To be ADAAA-compliant, many decisions need to be made. How can HR reasonably accommodate employees? How can HR determine if the accommodation is reasonable or not? How long should the RTW program be?

“The good news is, if you only have a workers’ compensation program, you have some place to start from,” she says. “You’re simply crossing the aisle into non-occupational disability, making sure you’re accommodating everybody and looking at everybody through the same lens.”

Joint Effort

Over the past decade, the University of California at San Francisco has been fairly assertive helping employees on STD return to work, especially because the length of their disability tends to be shorter when working, says Larry Hickey, manager of employment and benefits at UCSF, which supports about 18,000 employees.

Hickey suspects some of the reasons may be that employees experience less financial stress because they’re earning a full paycheck or feel less isolated because they’re socializing with their peers or friends in the workplace, he says. Either way, everyone wins.

Last year, he says, 284 employees filed STD claims. Among the program’s key steps is a meeting between employees, their supervisors and a disability-manager analyst to address accommodations, which range from modified work schedules and voice-activated computer systems to sit-stand workstations. While there’s no hard data, Hickey suspects the program has saved the school at least six figures.

Perhaps even more important, the majority of employees on STD want to return to work. He says accommodations, which usually cost less than $500, are only limited by the imagination of people involved in the program.

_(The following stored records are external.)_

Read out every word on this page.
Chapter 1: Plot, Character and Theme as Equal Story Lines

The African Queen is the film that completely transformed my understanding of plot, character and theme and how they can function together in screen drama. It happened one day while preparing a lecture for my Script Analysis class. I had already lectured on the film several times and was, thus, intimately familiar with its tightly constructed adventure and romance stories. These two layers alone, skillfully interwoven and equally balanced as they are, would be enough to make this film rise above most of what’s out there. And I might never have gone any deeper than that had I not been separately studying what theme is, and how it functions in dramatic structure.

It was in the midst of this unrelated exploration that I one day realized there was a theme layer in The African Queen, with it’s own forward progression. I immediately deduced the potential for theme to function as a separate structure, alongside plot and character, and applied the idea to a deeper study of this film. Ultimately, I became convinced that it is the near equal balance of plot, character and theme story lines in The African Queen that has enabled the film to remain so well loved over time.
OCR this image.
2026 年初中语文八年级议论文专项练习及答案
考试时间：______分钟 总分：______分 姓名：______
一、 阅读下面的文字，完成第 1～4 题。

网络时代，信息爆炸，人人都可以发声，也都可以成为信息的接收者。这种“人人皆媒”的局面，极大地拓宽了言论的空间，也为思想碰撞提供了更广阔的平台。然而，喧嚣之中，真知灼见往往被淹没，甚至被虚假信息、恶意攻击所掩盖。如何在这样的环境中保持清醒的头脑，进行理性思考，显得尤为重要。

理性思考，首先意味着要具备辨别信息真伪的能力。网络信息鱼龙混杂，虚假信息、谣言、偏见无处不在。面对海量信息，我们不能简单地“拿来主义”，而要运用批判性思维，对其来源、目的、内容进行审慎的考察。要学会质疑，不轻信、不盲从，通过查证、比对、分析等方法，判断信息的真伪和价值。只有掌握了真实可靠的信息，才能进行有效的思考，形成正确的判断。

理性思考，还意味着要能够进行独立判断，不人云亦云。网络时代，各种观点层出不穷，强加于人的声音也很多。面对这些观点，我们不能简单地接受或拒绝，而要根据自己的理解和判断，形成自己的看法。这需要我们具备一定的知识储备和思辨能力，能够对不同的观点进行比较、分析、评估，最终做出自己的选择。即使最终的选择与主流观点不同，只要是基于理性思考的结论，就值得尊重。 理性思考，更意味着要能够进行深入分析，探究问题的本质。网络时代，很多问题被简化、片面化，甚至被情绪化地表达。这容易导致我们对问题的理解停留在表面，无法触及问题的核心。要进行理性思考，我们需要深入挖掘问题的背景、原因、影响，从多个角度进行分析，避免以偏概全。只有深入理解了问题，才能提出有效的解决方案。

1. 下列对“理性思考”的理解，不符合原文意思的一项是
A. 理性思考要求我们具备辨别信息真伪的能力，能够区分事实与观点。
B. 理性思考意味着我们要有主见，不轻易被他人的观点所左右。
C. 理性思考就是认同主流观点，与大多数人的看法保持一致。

“[Employees] become very anxious when their ability to do their job is impacted and supervisors become very fearful — ‘How am I gonna get this work done?’ ” he says. “So having this [program] is very helpful and helps you be compliant with a relatively complicated rule.”

Last fall, Tiburon Associates in Alexandria, Va., merged its RTW and STD programs for its 500 employees. Between 3 percent and 5 percent of its workforce are on STD, says Rebecca Storts, HR manager at Tiburon, which places its employees with government contractors.

“It’s not easy to go out and just find another employee,” she says, adding that the company’s STD carrier is Aflac.

“We provide a skilled workforce,” she says, “and are maintaining much more of that skill set when we actually get that employee back to work.”

She says HR designed simple forms for physicians to clearly state the employee’s capabilities, then asked supervisors to brainstorm potential positions for employees on STD.

Because many employees are assigned to work in production-based environments, she says, those on STD can still perform important tasks such as sitting on a stool with a stopwatch to evaluate areas for improvement.

An Aflac representative also conducts employee seminars that explain how the program works and what they need to do.

However, once on STD, employees don’t always communicate their health status, so HR has assigned one staff member who stays in touch.

She periodically contacts them, asks about their prognosis and restrictions, when their next doctor’s appointment is and how long they will be off work, and requests they provide HR with a doctor’s note identifying their disability.

When a position becomes available, she sends an interim offer letter, describing their new job responsibilities and employer expectations.

Employees sign off, also acknowledging awareness of their restrictions and an assurance that they won’t exceed their physical ability.

A form letter with a checklist of activities is also sent to their doctor, asking the physician to check off everything they can and can’t do.

When employees return to work, the company’s safety director meets with their supervisors to review their restrictions and options if they still can’t perform the job’s tasks. In such cases, employees are requested to return to their physicians for a new list of restrictions.

Although the company is still gathering program data, Storts believes it has saved in the five-figure range since the program was implemented last year.

“You have to show employees that you’re invested in them and that this is how, in return, they invest in you,” she says. “It’s really been a great learning opportunity when we merged these programs together.”